O nome de Miao Yi refletia sua personalidade: havia nele uma determinação que o Velho Bai admirava, muito maior do que imaginara. Isso poupou ao Velho Bai de ter que tomar certas medidas ou recorrer a alguns métodos que antes pensara em usar.

Com uma nova jangada construída e lançada ao mar, Miao Yi prendeu os longos cabelos desordenados no topo da cabeça, fixando-os com um pente de madeira esculpido por ele mesmo.

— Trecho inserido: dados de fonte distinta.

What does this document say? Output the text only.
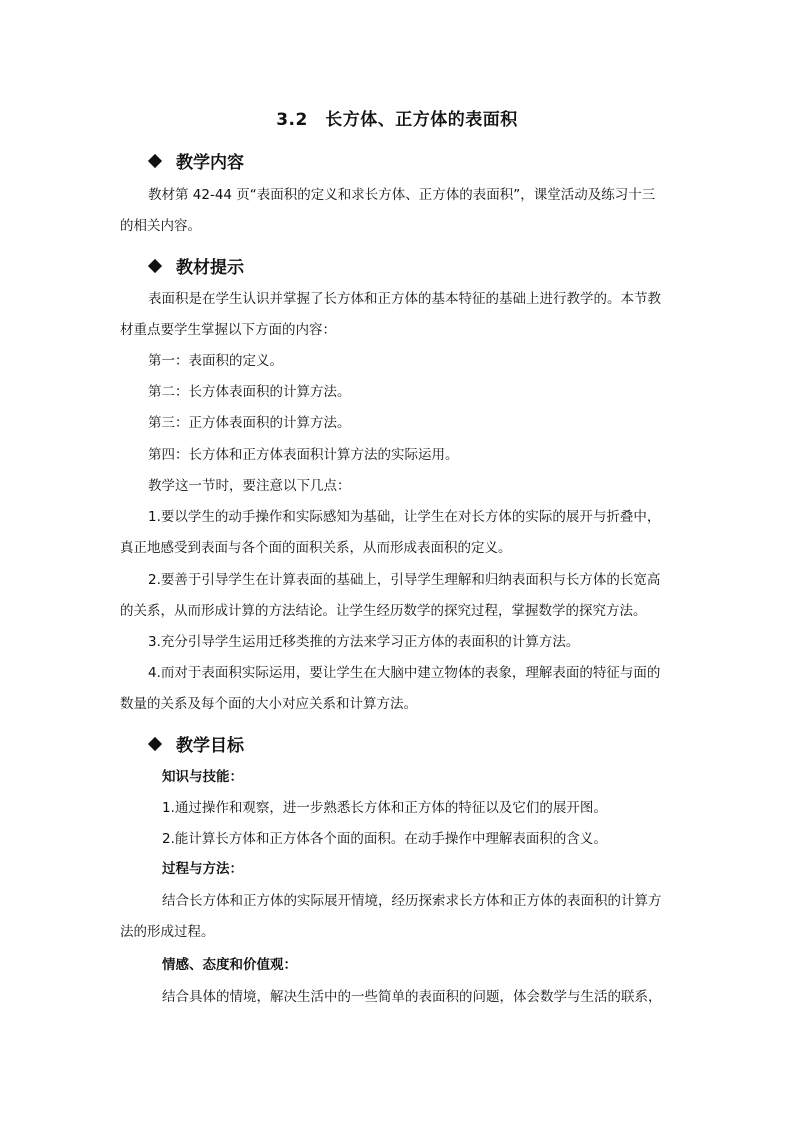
3.2　长方体、正方体的表面积
教学内容
教材第 42-44 页“表面积的定义和求长方体、正方体的表面积”，课堂活动及练习十三
的相关内容。
教材提示
表面积是在学生认识并掌握了长方体和正方体的基本特征的基础上进行教学的。本节教
材重点要学生掌握以下方面的内容：
第一：表面积的定义。
第二：长方体表面积的计算方法。
第三：正方体表面积的计算方法。
第四：长方体和正方体表面积计算方法的实际运用。
教学这一节时，要注意以下几点：
1.要以学生的动手操作和实际感知为基础，让学生在对长方体的实际的展开与折叠中，
真正地感受到表面与各个面的面积关系，从而形成表面积的定义。
2.要善于引导学生在计算表面的基础上，引导学生理解和归纳表面积与长方体的长宽高
的关系，从而形成计算的方法结论。让学生经历数学的探究过程，掌握数学的探究方法。
3.充分引导学生运用迁移类推的方法来学习正方体的表面积的计算方法。
4.而对于表面积实际运用，要让学生在大脑中建立物体的表象，理解表面的特征与面的
数量的关系及每个面的大小对应关系和计算方法。
教学目标
知识与技能：
1.通过操作和观察，进一步熟悉长方体和正方体的特征以及它们的展开图。
2.能计算长方体和正方体各个面的面积。在动手操作中理解表面积的含义。
过程与方法：
结合长方体和正方体的实际展开情境，经历探索求长方体和正方体的表面积的计算方
法的形成过程。
情感、态度和价值观：
结合具体的情境，解决生活中的一些简单的表面积的问题，体会数学与生活的联系，
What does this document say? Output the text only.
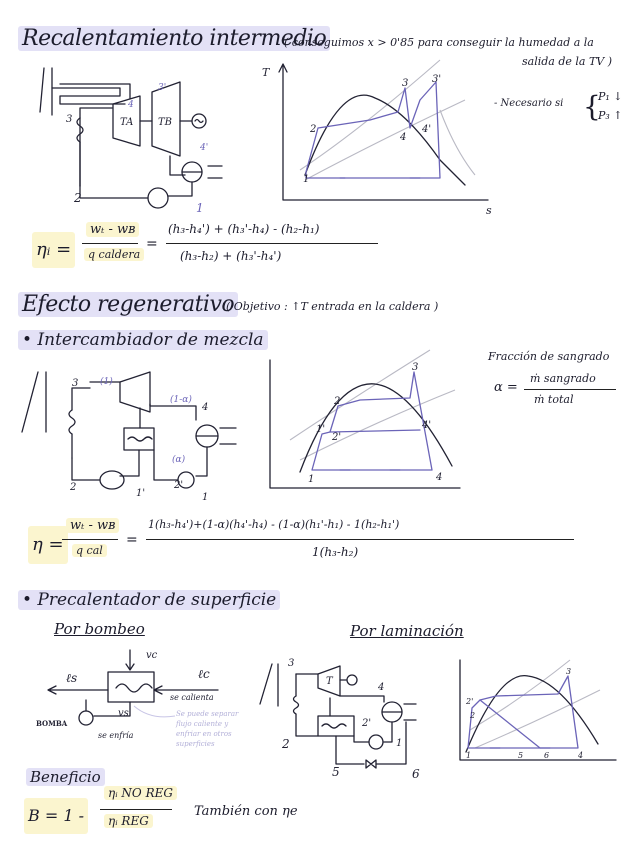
Recalentamiento intermedio
( conseguimos x > 0'85 para conseguir la humedad a la
salida de la TV )
- Necesario si {
P₁ ↓
P₃ ↑
3
3'
4
TA TB
4'
2
1
T
s
1
2
3 3'
4
4'
ηᵢ =
wₜ - wʙ
q caldera
=
(h₃-h₄') + (h₃'-h₄) - (h₂-h₁)
(h₃-h₂) + (h₃'-h₄')
Efecto regenerativo
( Objetivo : ↑T entrada en la caldera )
• Intercambiador de mezcla
Fracción de sangrado
α =
ṁ sangrado
ṁ total
3 (1)
(1-α)
4
(α)
1
2'
1'
2
1
1'
2'
2
3
4'
4
η =
wₜ - wʙ
q cal
=
1(h₃-h₄')+(1-α)(h₄'-h₄) - (1-α)(h₁'-h₁) - 1(h₂-h₁')
1(h₃-h₂)
• Precalentador de superficie
Por bombeo	Por laminación
vc
ℓs	ℓc
se calienta
vs
BOMBA
se enfría
Se puede separar
flujo caliente y
enfriar en otros
superficies
3
T
4
2'
1
2
5	6
2'
2
1
3
4
5	6
Beneficio
B = 1 -
ηᵢ NO REG
ηᵢ REG
También con ηe
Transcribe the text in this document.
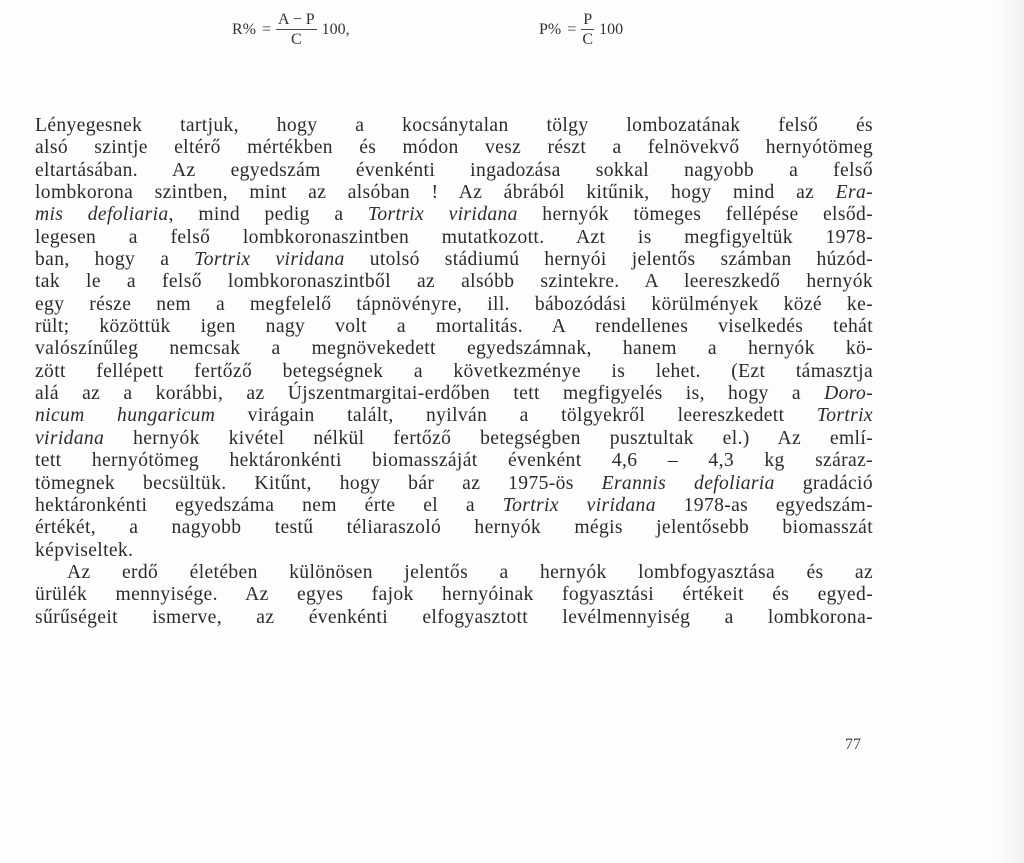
$R\% = \frac{A - P}{C} 100$,	$P\% = \frac{P}{C} 100$
Lényegesnek tartjuk, hogy a kocsánytalan tölgy lombozatának felső és
alsó szintje eltérő mértékben és módon vesz részt a felnövekvő hernyótömeg
eltartásában. Az egyedszám évenkénti ingadozása sokkal nagyobb a felső
lombkorona szintben, mint az alsóban ! Az ábrából kitűnik, hogy mind az Era-
mis defoliaria, mind pedig a Tortrix viridana hernyók tömeges fellépése elsőd-
legesen a felső lombkoronaszintben mutatkozott. Azt is megfigyeltük 1978-
ban, hogy a Tortrix viridana utolsó stádiumú hernyói jelentős számban húzód-
tak le a felső lombkoronaszintből az alsóbb szintekre. A leereszkedő hernyók
egy része nem a megfelelő tápnövényre, ill. bábozódási körülmények közé ke-
rült; közöttük igen nagy volt a mortalitás. A rendellenes viselkedés tehát
valószínűleg nemcsak a megnövekedett egyedszámnak, hanem a hernyók kö-
zött fellépett fertőző betegségnek a következménye is lehet. (Ezt támasztja
alá az a korábbi, az Újszentmargitai-erdőben tett megfigyelés is, hogy a Doro-
nicum hungaricum virágain talált, nyilván a tölgyekről leereszkedett Tortrix
viridana hernyók kivétel nélkül fertőző betegségben pusztultak el.) Az emlí-
tett hernyótömeg hektáronkénti biomasszáját évenként 4,6 – 4,3 kg száraz-
tömegnek becsültük. Kitűnt, hogy bár az 1975-ös Erannis defoliaria gradáció
hektáronkénti egyedszáma nem érte el a Tortrix viridana 1978-as egyedszám-
értékét, a nagyobb testű téliaraszoló hernyók mégis jelentősebb biomasszát
képviseltek.
Az erdő életében különösen jelentős a hernyók lombfogyasztása és az
ürülék mennyisége. Az egyes fajok hernyóinak fogyasztási értékeit és egyed-
sűrűségeit ismerve, az évenkénti elfogyasztott levélmennyiség a lombkorona-
77
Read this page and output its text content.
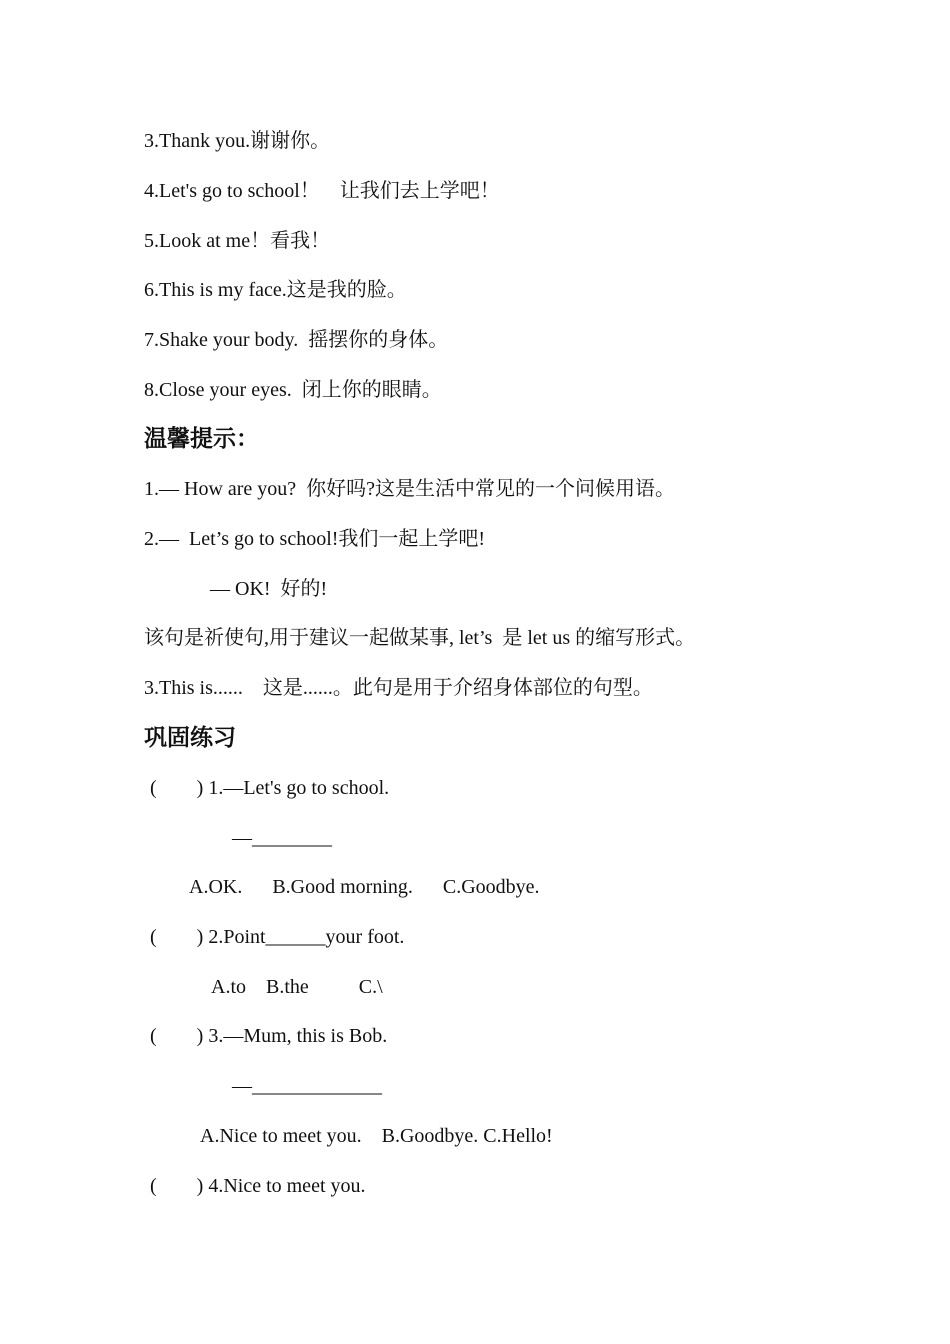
3.Thank you.谢谢你。
4.Let's go to school！　让我们去上学吧！
5.Look at me！看我！
6.This is my face.这是我的脸。
7.Shake your body.  摇摆你的身体。
8.Close your eyes.  闭上你的眼睛。
温馨提示：
1.— How are you?  你好吗?这是生活中常见的一个问候用语。
2.—  Let’s go to school!我们一起上学吧!
— OK!  好的!
该句是祈使句,用于建议一起做某事, let’s  是 let us 的缩写形式。
3.This is......    这是......。此句是用于介绍身体部位的句型。
巩固练习
(　　) 1.—Let's go to school.
—________
A.OK.      B.Good morning.      C.Goodbye.
(　　) 2.Point______your foot.
A.to    B.the          C.\
(　　) 3.—Mum, this is Bob.
—_____________
A.Nice to meet you.    B.Goodbye. C.Hello!
(　　) 4.Nice to meet you.
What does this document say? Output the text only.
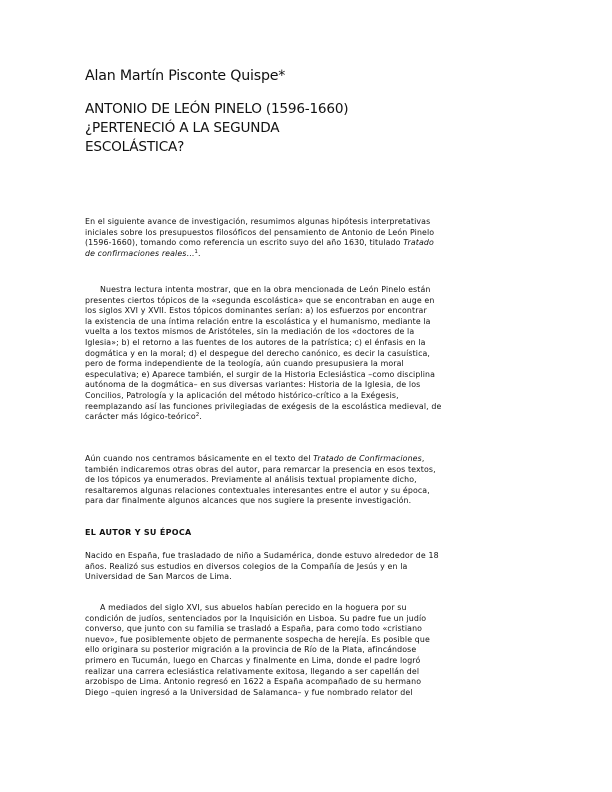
Alan Martín Pisconte Quispe*
ANTONIO DE LEÓN PINELO (1596-1660)
¿PERTENECIÓ A LA SEGUNDA
ESCOLÁSTICA?
En el siguiente avance de investigación, resumimos algunas hipótesis interpretativas
iniciales sobre los presupuestos filosóficos del pensamiento de Antonio de León Pinelo
(1596-1660), tomando como referencia un escrito suyo del año 1630, titulado Tratado
de confirmaciones reales...$^1$.
Nuestra lectura intenta mostrar, que en la obra mencionada de León Pinelo están
presentes ciertos tópicos de la «segunda escolástica» que se encontraban en auge en
los siglos XVI y XVII. Estos tópicos dominantes serían: a) los esfuerzos por encontrar
la existencia de una íntima relación entre la escolástica y el humanismo, mediante la
vuelta a los textos mismos de Aristóteles, sin la mediación de los «doctores de la
Iglesia»; b) el retorno a las fuentes de los autores de la patrística; c) el énfasis en la
dogmática y en la moral; d) el despegue del derecho canónico, es decir la casuística,
pero de forma independiente de la teología, aún cuando presupusiera la moral
especulativa; e) Aparece también, el surgir de la Historia Eclesiástica –como disciplina
autónoma de la dogmática– en sus diversas variantes: Historia de la Iglesia, de los
Concilios, Patrología y la aplicación del método histórico-crítico a la Exégesis,
reemplazando así las funciones privilegiadas de exégesis de la escolástica medieval, de
carácter más lógico-teórico$^2$.
Aún cuando nos centramos básicamente en el texto del Tratado de Confirmaciones,
también indicaremos otras obras del autor, para remarcar la presencia en esos textos,
de los tópicos ya enumerados. Previamente al análisis textual propiamente dicho,
resaltaremos algunas relaciones contextuales interesantes entre el autor y su época,
para dar finalmente algunos alcances que nos sugiere la presente investigación.
EL AUTOR Y SU ÉPOCA
Nacido en España, fue trasladado de niño a Sudamérica, donde estuvo alrededor de 18
años. Realizó sus estudios en diversos colegios de la Compañía de Jesús y en la
Universidad de San Marcos de Lima.
A mediados del siglo XVI, sus abuelos habían perecido en la hoguera por su
condición de judíos, sentenciados por la Inquisición en Lisboa. Su padre fue un judío
converso, que junto con su familia se trasladó a España, para como todo «cristiano
nuevo», fue posiblemente objeto de permanente sospecha de herejía. Es posible que
ello originara su posterior migración a la provincia de Río de la Plata, afincándose
primero en Tucumán, luego en Charcas y finalmente en Lima, donde el padre logró
realizar una carrera eclesiástica relativamente exitosa, llegando a ser capellán del
arzobispo de Lima. Antonio regresó en 1622 a España acompañado de su hermano
Diego –quien ingresó a la Universidad de Salamanca– y fue nombrado relator del
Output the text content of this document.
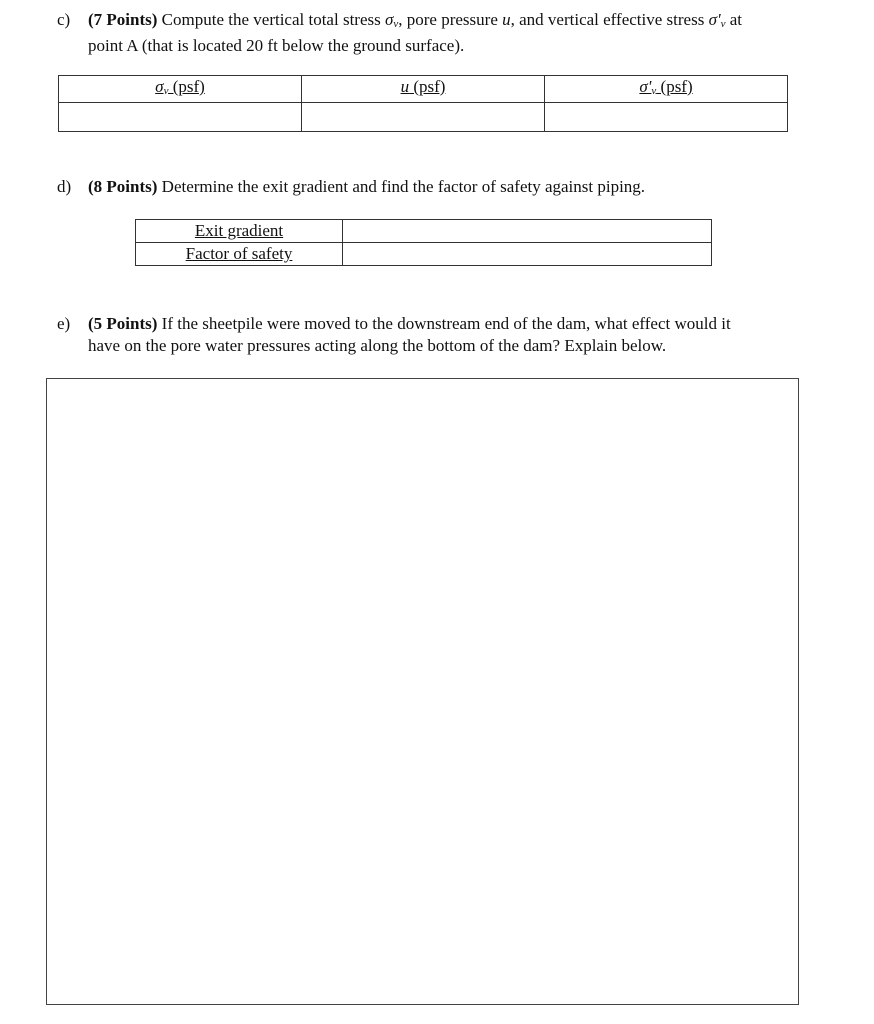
c) (7 Points) Compute the vertical total stress $\sigma_v$, pore pressure u, and vertical effective stress $\sigma'_v$ at
point A (that is located 20 ft below the ground surface).
$\sigma_v$ (psf)	u (psf)	$\sigma'_v$ (psf)

d) (8 Points) Determine the exit gradient and find the factor of safety against piping.
Exit gradient	
Factor of safety	
e) (5 Points) If the sheetpile were moved to the downstream end of the dam, what effect would it
have on the pore water pressures acting along the bottom of the dam? Explain below.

Saltando para a jangada, segurou uma lança de madeira e, virando-se, lançou um sorriso largo ao Velho Bai, deixando à mostra os dentes brancos.

Ele estava realmente de partida. Desde que chegara àquela ilha, o rapaz de semblante maduro crescera, tornando-se o jovem corpulento de agora. Sua fisionomia mudara bastante ao longo desses anos, dez anos que se passaram num piscar de olhos.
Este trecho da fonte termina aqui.